Recently these models have been extended to finite thickness and tested against numerical simulations
Modelling stress-dependent properties of rocks
Stress is one of the major causes of anisotropy in the earth and understanding it is important for imaging, reservoir characterisation and monitoring.
There is a need to be able to distinguish stress-induced from fracture-induced anisotropy. In recent years, we have developed theoretical models of stress-induced anisotropy of rocks. We first considered an isotropic linearly elastic medium (porous or nonporous) permeated by a distribution of discontinuities with random (isotropic) orientation (such as randomly oriented compliant grain contacts or cracks). When this isotropic rock is subjected to a small compressive stress (isotropic or anisotropic), the number of cracks along a particular plane is reduced in proportion to the normal stress traction acting on that plane.
This effect is modelled using the Sayers-Kachanov noninteractive approximation. The model predicts that such an anisotropic crack closure yields elliptical anisotropy, regardless of the value of the ratio of the normal to shear compliance.
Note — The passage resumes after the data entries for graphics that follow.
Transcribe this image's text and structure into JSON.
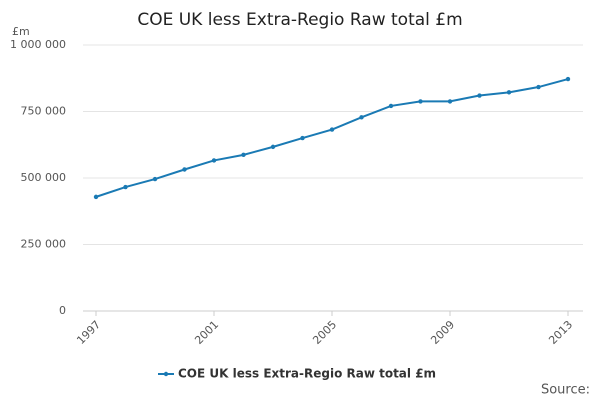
{
  "chart_data": {
    "type": "line",
    "title": "COE UK less Extra-Regio Raw total £m",
    "ylabel": "£m",
    "source": "Source:",
    "x": [
      1997,
      1998,
      1999,
      2000,
      2001,
      2002,
      2003,
      2004,
      2005,
      2006,
      2007,
      2008,
      2009,
      2010,
      2011,
      2012,
      2013
    ],
    "series": [
      {
        "name": "COE UK less Extra-Regio Raw total £m",
        "color": "#1a7ab4",
        "values": [
          429000,
          466000,
          496000,
          532000,
          566000,
          587000,
          617000,
          650000,
          682000,
          728000,
          771000,
          788000,
          788000,
          810000,
          822000,
          842000,
          872000
        ]
      }
    ],
    "xlim": [
      1997,
      2013
    ],
    "xticks": [
      1997,
      2001,
      2005,
      2009,
      2013
    ],
    "ylim": [
      0,
      {
        "value": 1000000,
        "label": "1 000 000"
      }
    ],
    "yticks": [
      0,
      {
        "value": 250000,
        "label": "250 000"
      },
      {
        "value": 500000,
        "label": "500 000"
      },
      {
        "value": 750000,
        "label": "750 000"
      },
      {
        "value": 1000000,
        "label": "1 000 000"
      }
    ],
    "grid": true,
    "legend": "bottom"
  }
}
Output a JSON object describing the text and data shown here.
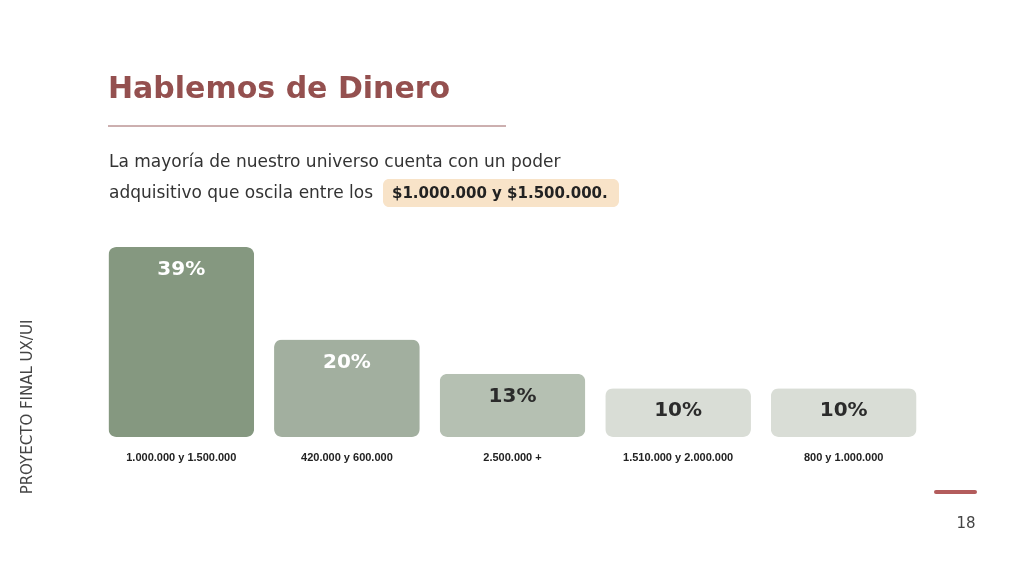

It also predicts the ratio of Thomsen’s anisotropy parameters as a function of the compliance ratio and Poisson’s ratio of the unstressed rock. The model is tested using laboratory data. In addition, it has been extended to large stresses, and also to a general triaxial stress state (leading to orthotropic symmetry).
The results can potentially be used for differentiating between stress and fracture-induced anisotropy, and also for predicting P-wave anisotropy from S-wave anisotropy; the latter may be estimated from shear-wave splitting as measured by modern sonic logs or VSP.